Кейок убрал на место потайной клинок и снова оперся на костыль. Затем он пригладил рукой седые волосы. В бытность его боевым командиром ему не приходилось это делать, ибо в те времена он носил воинский шлем не снимая.
— С минуты на минуту должен начаться совет у властительницы Мары, — сообщил он. — Она нуждается в твоих сведениях.
Аракаси не ответил, лишь выступил вперед из-за опорных столбов, до этого времени скрывавших его от глаз. Он был одет как уличный нищий, нечесаные волосы слиплись от грязи, а кожа вымазана чем-то наподобие сажи. От него исходил сильный запах печного дыма.
— Ты выглядишь так, будто тебя только что вытащили из дымохода, — заметил Люджан, сделав знак стражнику, чтобы тот возобновил прерванный обход. — Или как будто ночевал в горящем лесу не меньше недели.
— Не так уж далеко от истины, — пробормотал Аракаси, сердито отводя взгляд в сторону.
Кейок не любил кого-либо дожидаться; теперь он мог позволить себе нетерпеливость, которую сдерживал в течение тех лет, когда командовал войсками. Тяжело ступая, он отправился вперед, в Палату собраний. Словно почувствовав облегчение с уходом старика, Аракаси нагнулся, поднял край своего балахона и поскреб нагноившуюся царапину.
Люджан погладил рукой подбородок и деликатно предложил:
— Ты можешь вначале пойти ко мне домой. Мой слуга приучен наполнять ванну быстро — оглянуться не успеешь.
Последовало недолгое молчание.
Наконец Аракаси вздохнул.
— Занозы, — признался он.
Этого короткого слова было достаточно, чтобы Люджан догадался об остальном:
— Они гноятся. Значит, давние. Ты провел на ходу слишком много времени и не позволил себе сделать достаточно долгий привал, чтобы их извлечь.
Снова наступило молчание, которое подтверждало предположение Люджана. Они знали друг друга еще до падения дома Тускаи, а потом вместе делили участь серых воинов.

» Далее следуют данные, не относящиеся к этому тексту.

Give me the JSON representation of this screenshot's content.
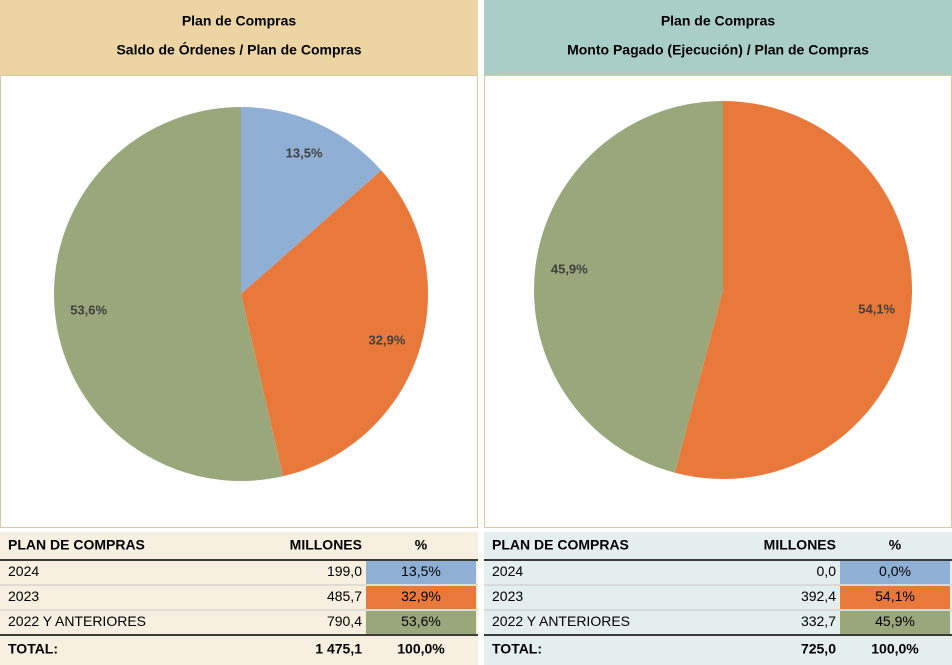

— Не упрямься, — настаивал военачальник. — Если ты в таком виде усядешься на подушки в Палате, слугам потом придется эти подушки сжечь. От тебя несет как от харденго, который потерял свою тележку.
Аракаси скривился: никому не могло польстить сравнение с бродячим торговцем, отбившимся от семьи и промышляющим продажей дешевых сластей и случайными заработками сомнительного сорта.